GPU performance counters


I have been trying to read GPU performance couters through PAPI,
but it has been a bit difficult for me to use it. Is there any other
mechanism through which I can read the GPU performance counters?


If you are trying to access the counters at run time you can use the CUPTI SDK. The CUPTI SDK is included in the CUDA Toolkit. nvprof, Visual Profiler, and PAPI are all implemented using the CUPTI SDK.

Could you please guide me towards some examples to get started?

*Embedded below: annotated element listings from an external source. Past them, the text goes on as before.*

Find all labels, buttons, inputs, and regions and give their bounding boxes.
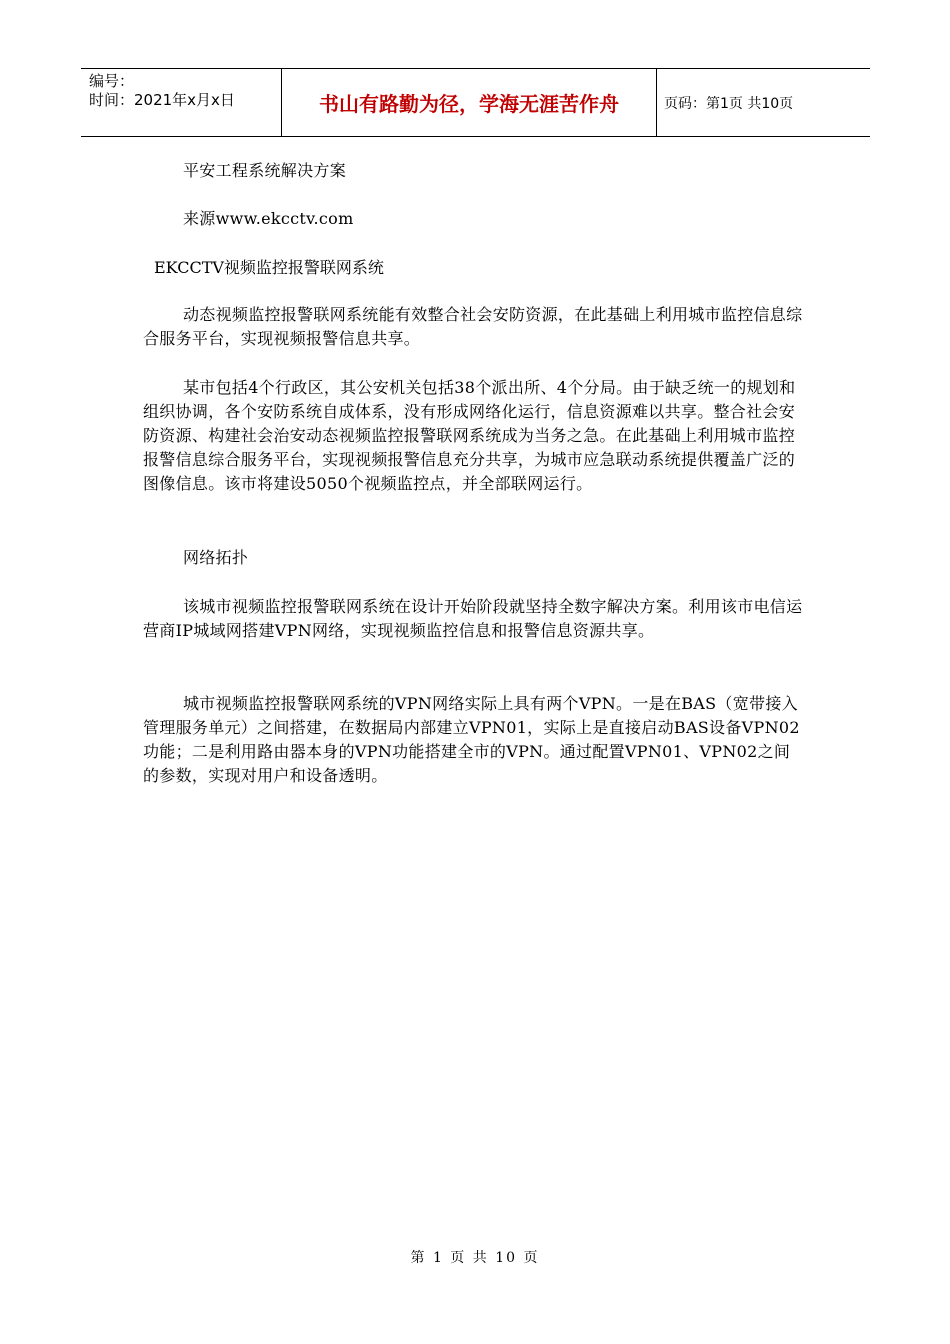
paragraph-intro: 动态视频监控报警联网系统能有效整合社会安防资源，在此基础上利用城市监控信息综合服务平台，实现视频报警信息共享。 — [143, 305, 803, 348]
paragraph-background: 某市包括4个行政区，其公安机关包括38个派出所、4个分局。由于缺乏统一的规划和组织协调，各个安防系统自成体系，没有形成网络化运行，信息资源难以共享。整合社会安防资源、构建社会治安动态视频监控报警联网系统成为当务之急。在此基础上利用城市监控报警信息综合服务平台，实现视频报警信息充分共享，为城市应急联动系统提供覆盖广泛的图像信息。该市将建设5050个视频监控点，并全部联网运行。 — [143, 378, 796, 493]
document-number-label: 编号： — [89, 72, 135, 90]
document-source: 来源www.ekcctv.com — [183, 209, 354, 228]
paragraph-vpn: 城市视频监控报警联网系统的VPN网络实际上具有两个VPN。一是在BAS（宽带接入管理服务单元）之间搭建，在数据局内部建立VPN01，实际上是直接启动BAS设备VPN02功能；二是利用路由器本身的VPN功能搭建全市的VPN。通过配置VPN01、VPN02之间的参数，实现对用户和设备透明。 — [143, 694, 800, 785]
document-title: 平安工程系统解决方案 — [183, 161, 347, 180]
paragraph-topology: 该城市视频监控报警联网系统在设计开始阶段就坚持全数字解决方案。利用该市电信运营商IP城域网搭建VPN网络，实现视频监控信息和报警信息资源共享。 — [143, 597, 803, 640]
header-meta-cell — [81, 69, 282, 136]
page-footer: 第 1 页 共 10 页 — [410, 1250, 540, 1266]
system-name-heading: EKCCTV视频监控报警联网系统 — [154, 258, 384, 277]
header-motto: 书山有路勤为径，学海无涯苦作舟 — [282, 69, 657, 136]
section-heading-network-topology: 网络拓扑 — [183, 548, 249, 567]
header-page-info: 页码：第1页 共10页 — [664, 95, 794, 112]
document-date-label: 时间：2021年x月x日 — [89, 91, 235, 109]
document-header — [81, 68, 870, 137]
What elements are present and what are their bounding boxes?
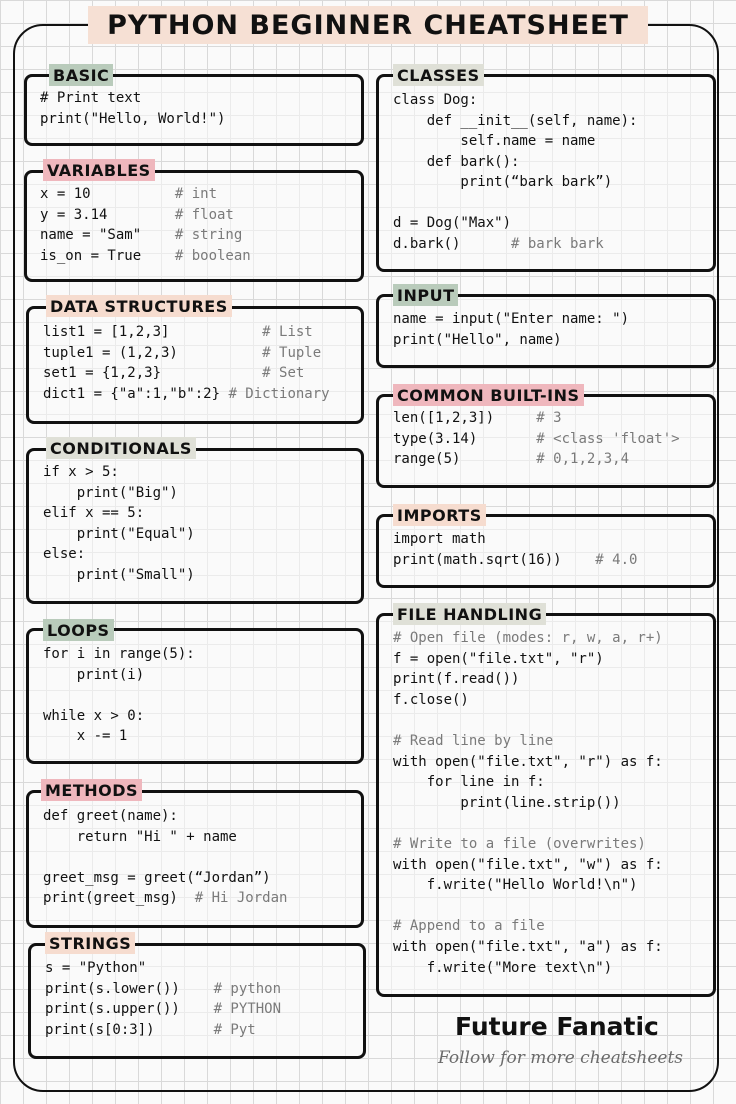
code-line <box>393 733 553 749</box>
code-line <box>43 708 144 724</box>
code-line <box>45 981 281 997</box>
code-text: with open("file.txt", "r") as f: <box>393 753 663 770</box>
code-text: if x > 5: <box>43 464 119 480</box>
code-line <box>43 728 127 744</box>
code-comment: # 0,1,2,3,4 <box>536 451 630 467</box>
code-line <box>43 567 195 583</box>
code-line <box>43 485 178 501</box>
code-line <box>393 795 621 811</box>
code-text: x = 10 <box>40 186 175 202</box>
classes-code <box>393 90 637 254</box>
code-line <box>40 90 141 106</box>
code-comment: # boolean <box>174 247 251 264</box>
code-text: print("Equal") <box>43 525 195 542</box>
code-line <box>43 667 144 683</box>
code-text: f.write("More text\n") <box>393 959 613 976</box>
code-line <box>393 451 629 467</box>
code-text: dict1 = {"a":1,"b":2} <box>43 385 229 402</box>
code-line <box>393 154 519 170</box>
code-text: while x > 0: <box>43 707 145 724</box>
code-text: print(s.upper()) <box>45 1001 214 1017</box>
code-line <box>40 227 242 243</box>
code-text: with open("file.txt", "a") as f: <box>393 938 663 955</box>
code-text: name = input("Enter name: ") <box>393 311 630 327</box>
code-line <box>393 918 545 934</box>
code-comment: # Hi Jordan <box>194 890 288 906</box>
variables-label: VARIABLES <box>43 159 155 181</box>
code-text: class Dog: <box>393 92 478 108</box>
conditionals-label: CONDITIONALS <box>46 437 196 459</box>
basic-code <box>40 88 225 129</box>
code-line <box>393 877 637 893</box>
code-line <box>393 836 646 852</box>
code-line <box>393 431 680 447</box>
loops-code <box>43 644 195 747</box>
code-text: f.write("Hello World!\n") <box>393 877 638 894</box>
input-label: INPUT <box>393 284 458 306</box>
methods-label: METHODS <box>41 779 142 801</box>
code-line <box>43 365 304 381</box>
variables-code <box>40 184 251 266</box>
page-title: PYTHON BEGINNER CHEATSHEET <box>88 6 648 44</box>
code-comment: # Dictionary <box>228 385 330 402</box>
code-comment: # 4.0 <box>595 551 638 568</box>
code-comment: # string <box>174 227 243 243</box>
code-text: def bark(): <box>393 153 520 170</box>
code-line <box>43 890 287 906</box>
code-text: print(math.sqrt(16)) <box>393 551 596 568</box>
code-text: type(3.14) <box>393 430 537 447</box>
code-text: print(line.strip()) <box>393 794 621 811</box>
code-line <box>393 630 663 646</box>
code-line <box>45 960 146 976</box>
code-text: for line in f: <box>393 774 545 791</box>
code-text: range(5) <box>393 451 537 467</box>
code-text: with open("file.txt", "w") as f: <box>393 856 663 873</box>
code-comment: # Open file (modes: r, w, a, r+) <box>393 630 663 646</box>
code-line <box>393 671 519 687</box>
code-line <box>43 646 195 662</box>
code-comment: # bark bark <box>511 235 604 252</box>
code-line <box>45 1022 256 1038</box>
data-structures-code <box>43 322 330 404</box>
basic-label: BASIC <box>49 64 113 86</box>
code-line <box>43 546 85 562</box>
code-comment: # Tuple <box>262 344 322 361</box>
code-line <box>393 215 511 231</box>
code-line <box>393 332 562 348</box>
file-handling-label: FILE HANDLING <box>393 603 546 625</box>
code-line <box>40 111 225 127</box>
code-text: d.bark() <box>393 235 512 252</box>
code-text: y = 3.14 <box>40 206 175 223</box>
code-text: self.name = name <box>393 133 596 149</box>
code-text: for i in range(5): <box>43 646 195 662</box>
code-text: print(greet_msg) <box>43 890 195 906</box>
code-comment: # Write to a file (overwrites) <box>393 835 646 852</box>
code-text: print("Small") <box>43 566 195 583</box>
code-comment: # Read line by line <box>393 732 554 749</box>
code-text: print(“bark bark”) <box>393 174 613 190</box>
code-comment: # float <box>174 206 234 223</box>
code-text: return "Hi " + name <box>43 828 237 845</box>
code-line <box>43 808 178 824</box>
methods-code <box>43 806 287 909</box>
builtins-label: COMMON BUILT-INS <box>393 384 584 406</box>
code-text: def __init__(self, name): <box>393 112 638 129</box>
code-line <box>393 410 562 426</box>
loops-label: LOOPS <box>43 619 114 641</box>
code-line <box>393 113 637 129</box>
code-text: print("Hello", name) <box>393 331 562 348</box>
code-line <box>40 207 234 223</box>
strings-code <box>45 958 281 1040</box>
code-text: def greet(name): <box>43 808 178 824</box>
code-line <box>393 311 629 327</box>
code-comment: # Append to a file <box>393 918 545 935</box>
code-text: f.close() <box>393 691 469 708</box>
classes-label: CLASSES <box>393 64 484 86</box>
code-line <box>393 774 545 790</box>
code-comment: # Set <box>262 365 305 381</box>
code-comment: # Pyt <box>213 1021 256 1038</box>
code-text: name = "Sam" <box>40 227 175 243</box>
code-text: print(s[0:3]) <box>45 1021 214 1038</box>
code-text: print("Big") <box>43 484 178 501</box>
code-line <box>43 464 119 480</box>
code-text: import math <box>393 531 486 547</box>
code-text: greet_msg = greet(“Jordan”) <box>43 869 271 886</box>
code-text: x -= 1 <box>43 728 128 744</box>
code-line <box>393 960 612 976</box>
data-structures-label: DATA STRUCTURES <box>46 295 232 317</box>
code-line <box>43 829 237 845</box>
code-line <box>43 324 313 340</box>
code-line <box>40 186 217 202</box>
strings-label: STRINGS <box>45 932 135 954</box>
code-comment: # python <box>213 980 282 997</box>
code-text: elif x == 5: <box>43 505 145 521</box>
code-line <box>393 692 469 708</box>
code-comment: # PYTHON <box>213 1001 282 1017</box>
conditionals-code <box>43 462 195 585</box>
code-text: len([1,2,3]) <box>393 410 537 426</box>
brand-tagline: Follow for more cheatsheets <box>438 1048 684 1068</box>
code-text: tuple1 = (1,2,3) <box>43 344 263 361</box>
code-text: f = open("file.txt", "r") <box>393 650 604 667</box>
code-text: print(f.read()) <box>393 671 520 688</box>
code-line <box>393 552 637 568</box>
code-line <box>43 870 271 886</box>
code-line <box>43 345 321 361</box>
code-line <box>393 754 663 770</box>
file-handling-code <box>393 628 663 978</box>
code-line <box>45 1001 281 1017</box>
code-text: print(i) <box>43 666 145 683</box>
code-line <box>393 92 477 108</box>
code-text: is_on = True <box>40 247 175 264</box>
code-line <box>393 236 604 252</box>
code-comment: # List <box>262 324 313 340</box>
imports-code <box>393 529 637 570</box>
imports-label: IMPORTS <box>393 504 486 526</box>
code-line <box>43 526 195 542</box>
code-line <box>393 857 663 873</box>
code-line <box>393 174 612 190</box>
code-line <box>393 651 604 667</box>
code-text: else: <box>43 546 86 562</box>
code-text: print(s.lower()) <box>45 980 214 997</box>
code-line <box>40 248 251 264</box>
brand-name: Future Fanatic <box>455 1012 659 1041</box>
code-line <box>43 505 144 521</box>
code-comment: # 3 <box>536 410 562 426</box>
builtins-code <box>393 408 680 470</box>
code-text: d = Dog("Max") <box>393 215 512 231</box>
code-comment: # int <box>174 186 218 202</box>
code-line <box>393 531 486 547</box>
code-text: s = "Python" <box>45 960 147 976</box>
code-text: list1 = [1,2,3] <box>43 324 263 340</box>
code-line <box>393 133 595 149</box>
code-comment: # <class 'float'> <box>536 430 680 447</box>
input-code <box>393 309 629 350</box>
code-text: # Print text <box>40 90 142 106</box>
code-line <box>393 939 663 955</box>
code-text: print("Hello, World!") <box>40 110 226 127</box>
code-line <box>43 386 330 402</box>
code-text: set1 = {1,2,3} <box>43 365 263 381</box>
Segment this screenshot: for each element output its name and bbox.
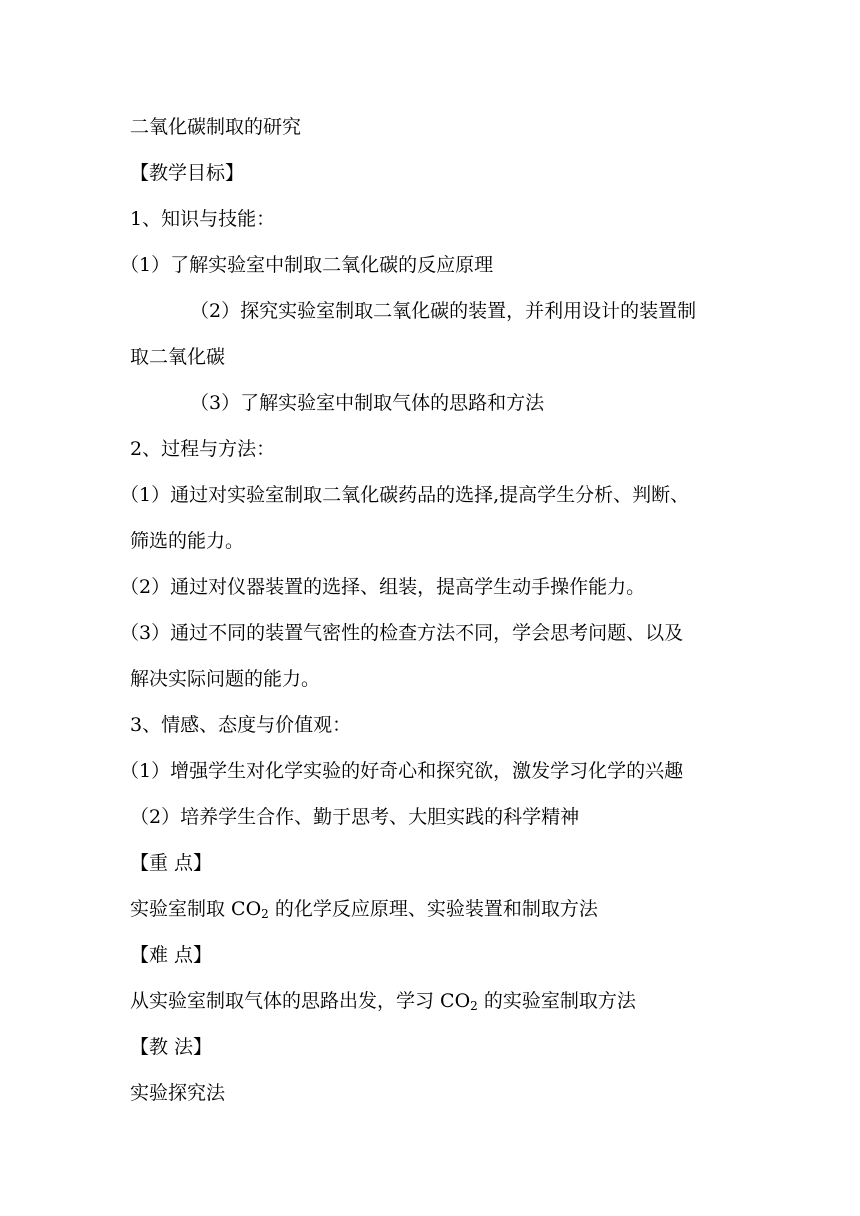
process-item-3-line-2: 解决实际问题的能力。 xyxy=(130,668,321,690)
process-item-3-line-1: （3）通过不同的装置气密性的检查方法不同，学会思考问题、以及 xyxy=(120,622,684,644)
difficulties-heading: 【难 点】 xyxy=(130,944,213,966)
difficulties-text-before: 从实验室制取气体的思路出发，学习 CO xyxy=(130,990,471,1012)
key-points-text-before: 实验室制取 CO xyxy=(130,898,262,920)
knowledge-item-1: （1）了解实验室中制取二氧化碳的反应原理 xyxy=(120,254,494,276)
key-points-text xyxy=(130,897,598,926)
knowledge-item-2-line-2: 取二氧化碳 xyxy=(130,346,226,368)
difficulties-text xyxy=(130,989,636,1018)
emotion-item-1: （1）增强学生对化学实验的好奇心和探究欲，激发学习化学的兴趣 xyxy=(120,760,684,782)
process-item-1-line-2: 筛选的能力。 xyxy=(130,530,245,552)
process-item-2: （2）通过对仪器装置的选择、组装，提高学生动手操作能力。 xyxy=(120,576,646,598)
objectives-heading: 【教学目标】 xyxy=(130,162,245,184)
key-points-text-after: 的化学反应原理、实验装置和制取方法 xyxy=(268,898,598,920)
co2-subscript: 2 xyxy=(261,907,269,921)
process-item-1-line-1: （1）通过对实验室制取二氧化碳药品的选择,提高学生分析、判断、 xyxy=(120,484,690,506)
emotion-values-heading: 3、情感、态度与价值观： xyxy=(130,714,352,736)
difficulties-text-after: 的实验室制取方法 xyxy=(477,990,636,1012)
process-methods-heading: 2、过程与方法： xyxy=(130,438,276,460)
knowledge-item-2-line-1: （2）探究实验室制取二氧化碳的装置，并利用设计的装置制 xyxy=(190,300,697,322)
co2-subscript: 2 xyxy=(470,999,478,1013)
knowledge-item-3: （3）了解实验室中制取气体的思路和方法 xyxy=(190,392,545,414)
teaching-method-heading: 【教 法】 xyxy=(130,1036,213,1058)
key-points-heading: 【重 点】 xyxy=(130,852,213,874)
emotion-item-2: （2）培养学生合作、勤于思考、大胆实践的科学精神 xyxy=(130,806,580,828)
knowledge-skills-heading: 1、知识与技能： xyxy=(130,208,276,230)
document-title: 二氧化碳制取的研究 xyxy=(130,116,302,138)
teaching-method-text: 实验探究法 xyxy=(130,1082,226,1104)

Examples are included in the CUDA release - see %CUDA_PATH%/extras/CUPTI/sample/

Thanks for your reply. Actually, I am trying to do some optimization based on the performance counters.
I want to read them in a space of 250 ms continuously and then take a decision based on the values.
I tried a sample code 'Event Sampling" in the CUPTI/sample and it gave me a message

“Event sampling is not supported for Tesla family Devices”

What does this mean. BTW, I am using a GTS 250.

Probably means that you have to go up to at least Fermi device for event sampling to work.
Tesla was the previous generation GT 2xx devices… it’s a bit of a misnomer because Tesla also refers to the professional level cards… that’s not what the error is referring to in this case, which might be why you’re confused.

Does that mean, I cannot profile the application benchmarks like Rodinia suite transparently in terms of
reading performance counters in fixed intervals, without changing the application code?